Speaking to reporters, Wang said that the province he runs, Guangdong, is exploring methods for officials to declare their wealth and that in the future public disclosure of assets will be required of all officials.
"I believe Chinese officials, in accordance with central rules, will gradually make public their assets," Wang said after a meeting with congress delegates from Guangdong. He did not give a time frame.
Wang's comments highlight the handwringing at many levels of the party over its inability to tamp down on the corruption by officials and their family members that has deepened public disgust.
At the congress' opening Thursday, President Hu Jintao warned that unrestrained graft threatened to topple the party's continued rule.
He called on the party's 82 million members to be ethical and to stop their family members from trading on their connections to amass fortunes.
The congress itself had no public agenda yesterday. Delegations met separately to discuss the lengthy report Hu delivered.
But in fact, most of the delegates have little say over the main agenda. The selection of younger leaders to replace Hu and his colleagues is done behind the scenes by the departing leadership, retired party elders and other power brokers.
Wang's views matter. An ally of Hu's from their days 30 years ago in the Communist Youth League, Wang has gone on to forge credentials as a reformer.
He has been considered a candidate for the new leadership, the Politburo Standing Committee, though party-connected scholars say his policies and popularity have brought a pushback from conservatives, diminishing his chances.
"All party members are reformers," Wang told reporters yesterday, brushing off a question about his prospects. "The report clearly states the goal of the party congress is to liberate thoughts, reform and open up, rally efforts and overcome obstacles. This will not change."

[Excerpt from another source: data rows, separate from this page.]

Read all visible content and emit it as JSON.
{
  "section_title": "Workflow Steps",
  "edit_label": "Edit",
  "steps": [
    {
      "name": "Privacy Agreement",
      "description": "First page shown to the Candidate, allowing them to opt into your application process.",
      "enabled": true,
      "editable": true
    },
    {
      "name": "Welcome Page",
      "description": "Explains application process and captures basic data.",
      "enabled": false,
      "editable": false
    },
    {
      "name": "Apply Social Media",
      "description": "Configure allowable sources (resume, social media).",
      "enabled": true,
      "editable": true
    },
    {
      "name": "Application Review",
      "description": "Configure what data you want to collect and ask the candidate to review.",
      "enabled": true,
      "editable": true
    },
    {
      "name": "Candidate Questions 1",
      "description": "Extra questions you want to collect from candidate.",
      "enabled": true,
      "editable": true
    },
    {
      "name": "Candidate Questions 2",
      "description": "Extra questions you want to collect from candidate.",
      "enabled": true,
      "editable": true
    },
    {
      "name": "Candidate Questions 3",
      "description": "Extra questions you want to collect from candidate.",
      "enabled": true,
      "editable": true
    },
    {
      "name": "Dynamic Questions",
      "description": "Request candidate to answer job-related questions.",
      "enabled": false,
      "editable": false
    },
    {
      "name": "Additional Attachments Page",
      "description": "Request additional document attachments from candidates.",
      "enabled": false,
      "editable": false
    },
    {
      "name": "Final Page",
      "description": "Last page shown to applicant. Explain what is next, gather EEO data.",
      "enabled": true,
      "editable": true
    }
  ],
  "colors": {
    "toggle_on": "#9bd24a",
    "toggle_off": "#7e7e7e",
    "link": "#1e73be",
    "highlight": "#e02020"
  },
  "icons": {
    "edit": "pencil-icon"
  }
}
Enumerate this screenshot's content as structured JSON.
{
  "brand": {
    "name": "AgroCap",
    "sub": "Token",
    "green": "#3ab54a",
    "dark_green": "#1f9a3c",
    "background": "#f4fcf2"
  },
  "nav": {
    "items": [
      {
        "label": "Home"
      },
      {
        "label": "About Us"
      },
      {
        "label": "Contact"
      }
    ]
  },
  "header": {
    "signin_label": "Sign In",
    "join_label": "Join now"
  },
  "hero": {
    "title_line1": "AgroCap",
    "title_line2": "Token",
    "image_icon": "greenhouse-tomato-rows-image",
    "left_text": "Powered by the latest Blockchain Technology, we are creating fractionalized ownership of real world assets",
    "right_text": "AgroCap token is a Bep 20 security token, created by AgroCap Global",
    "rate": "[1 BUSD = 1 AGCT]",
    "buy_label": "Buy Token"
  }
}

On corruption, however, the party has been in need of new thinking. The party, which controls courts, police and prosecutors, has proved feeble in policing itself yet does not want to undermine its control by empowering an independent body to do so.
Some officials have been required to report income, real estate holdings and other wealth to their superiors since 2010, but the measure has done little to staunch the graft.
A Politburo member, Bo Xilai, was cashiered after his wife murdered a British businessman, and he is accused of corruption and other misdeeds over two decades.
An aide to President Hu was demoted this summer after his son crashed a Ferrari he should not have been able to afford. Foreign media have also reported that family members of Hu's successor, Xi Jinping, and his prime minister, Wen Jiabao, have assembled vast fortunes.
Even so, a senior personnel officer for the party said yesterday that improving its internal controls and punishing transgressors remained at the top of the party's agenda.
The party is "confronted with growing dangers of lacking in drive and in competence and with detachment from the people and corruption," said Wang Jingqing, a vice minister of the Organisation Department.